COLOQUIOS SOBRE LA ARQUITECTURA
Décimo coloquio sobre la arquitectura en el siglo XIX
¿Está acaso el siglo XIX condenado a terminarse sin haber tenido arquitectura propia?
¿Esta época tan fecunda en descubrimientos, que acusa una gran energía vital, no
transmitirá a la posteridad más que pastiches u obras híbridas, sin carácter, imposibles
de clasificar? ¿Es esta esterilidad una de las consecuencias inevitables de nuestro
estado social?
¿Depende acaso de la influencia ejercida en la enseñanza por una camarilla caduca, y
acaso una camarilla, joven o vieja, puede tener tal poder en medio de elementos
vivos? Claro que no. ¿Por qué entonces el siglo XIX no tiene una arquitectura? Se
construye mucho y por todas partes; los millones se reparten a centenares en nuestras
ciudades; sin embargo, apenas es posible constatar algunos intentos de aplicación
real y práctica de los medios considerables de que disponemos.

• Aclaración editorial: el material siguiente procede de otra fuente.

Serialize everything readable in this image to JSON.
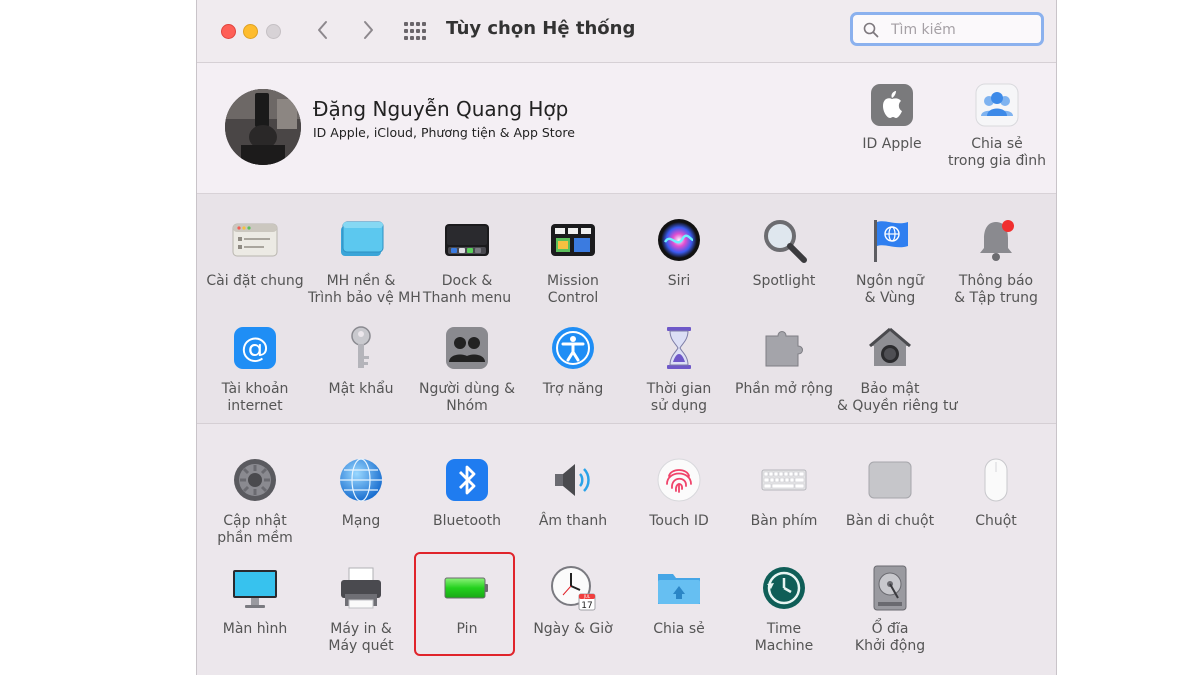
{
  "window": {
    "title": "Tùy chọn Hệ thống",
    "search_placeholder": "Tìm kiếm"
  },
  "user": {
    "name": "Đặng Nguyễn Quang Hợp",
    "subtitle": "ID Apple, iCloud, Phương tiện & App Store"
  },
  "top_items": [
    {
      "label_l1": "ID Apple",
      "label_l2": "",
      "icon": "apple-id-icon"
    },
    {
      "label_l1": "Chia sẻ",
      "label_l2": "trong gia đình",
      "icon": "family-sharing-icon"
    }
  ],
  "row1": [
    {
      "l1": "Cài đặt chung",
      "l2": "",
      "icon": "general-icon"
    },
    {
      "l1": "MH nền &",
      "l2": "Trình bảo vệ MH",
      "icon": "desktop-screensaver-icon"
    },
    {
      "l1": "Dock &",
      "l2": "Thanh menu",
      "icon": "dock-icon"
    },
    {
      "l1": "Mission",
      "l2": "Control",
      "icon": "mission-control-icon"
    },
    {
      "l1": "Siri",
      "l2": "",
      "icon": "siri-icon"
    },
    {
      "l1": "Spotlight",
      "l2": "",
      "icon": "spotlight-icon"
    },
    {
      "l1": "Ngôn ngữ",
      "l2": "& Vùng",
      "icon": "language-region-icon"
    },
    {
      "l1": "Thông báo",
      "l2": "& Tập trung",
      "icon": "notifications-icon"
    }
  ],
  "row2": [
    {
      "l1": "Tài khoản",
      "l2": "internet",
      "icon": "internet-accounts-icon"
    },
    {
      "l1": "Mật khẩu",
      "l2": "",
      "icon": "passwords-icon"
    },
    {
      "l1": "Người dùng &",
      "l2": "Nhóm",
      "icon": "users-groups-icon"
    },
    {
      "l1": "Trợ năng",
      "l2": "",
      "icon": "accessibility-icon"
    },
    {
      "l1": "Thời gian",
      "l2": "sử dụng",
      "icon": "screen-time-icon"
    },
    {
      "l1": "Phần mở rộng",
      "l2": "",
      "icon": "extensions-icon"
    },
    {
      "l1": "Bảo mật",
      "l2": "& Quyền riêng tư",
      "icon": "security-privacy-icon"
    }
  ],
  "row3": [
    {
      "l1": "Cập nhật",
      "l2": "phần mềm",
      "icon": "software-update-icon"
    },
    {
      "l1": "Mạng",
      "l2": "",
      "icon": "network-icon"
    },
    {
      "l1": "Bluetooth",
      "l2": "",
      "icon": "bluetooth-icon"
    },
    {
      "l1": "Âm thanh",
      "l2": "",
      "icon": "sound-icon"
    },
    {
      "l1": "Touch ID",
      "l2": "",
      "icon": "touch-id-icon"
    },
    {
      "l1": "Bàn phím",
      "l2": "",
      "icon": "keyboard-icon"
    },
    {
      "l1": "Bàn di chuột",
      "l2": "",
      "icon": "trackpad-icon"
    },
    {
      "l1": "Chuột",
      "l2": "",
      "icon": "mouse-icon"
    }
  ],
  "row4": [
    {
      "l1": "Màn hình",
      "l2": "",
      "icon": "displays-icon"
    },
    {
      "l1": "Máy in &",
      "l2": "Máy quét",
      "icon": "printers-scanners-icon"
    },
    {
      "l1": "Pin",
      "l2": "",
      "icon": "battery-icon"
    },
    {
      "l1": "Ngày & Giờ",
      "l2": "",
      "icon": "date-time-icon"
    },
    {
      "l1": "Chia sẻ",
      "l2": "",
      "icon": "sharing-icon"
    },
    {
      "l1": "Time",
      "l2": "Machine",
      "icon": "time-machine-icon"
    },
    {
      "l1": "Ổ đĩa",
      "l2": "Khởi động",
      "icon": "startup-disk-icon"
    }
  ],
  "calendar_day": "17",
  "calendar_month": "JUL",
  "colors": {
    "highlight": "#e0242b",
    "search_focus": "#8bb1ee"
  }
}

A partir de la revolución del siglo pasado hemos entrado en la fase de las transiciones,
investigamos, acumulamos cantidad de materiales, rebuscamos en el pasado,
nuestros recursos han aumentado. ¿Qué es lo que nos falta entonces para dar cuerpo,
apariencia original a tantos elementos diversos? ¿No será simplemente un método?
En las ciencias como en las artes, la falta de método, tanto si uno estudia como si
pretende aplicar conocimientos adquiridos, no hace sino aumentar la duda y la
confusión cuando aumentan las riquezas; la abundancia se convierte en un estorbo.
Pero todo estado transitorio debe tener un fin, tender hacia un objetivo que sólo se
entrevé cuando, cansado de buscar en medio de ese desorden, a desarrollarlos y a
aplicarlos con la ayuda de un método seguro.
Esta es la labor que nos corresponde y a la que debemos dedicarnos tenazmente,
combatiendo los elementos deletéreos que se desprenden de cualquier estado
transitorio como se desprenden mismas de las sustancias que fermentan.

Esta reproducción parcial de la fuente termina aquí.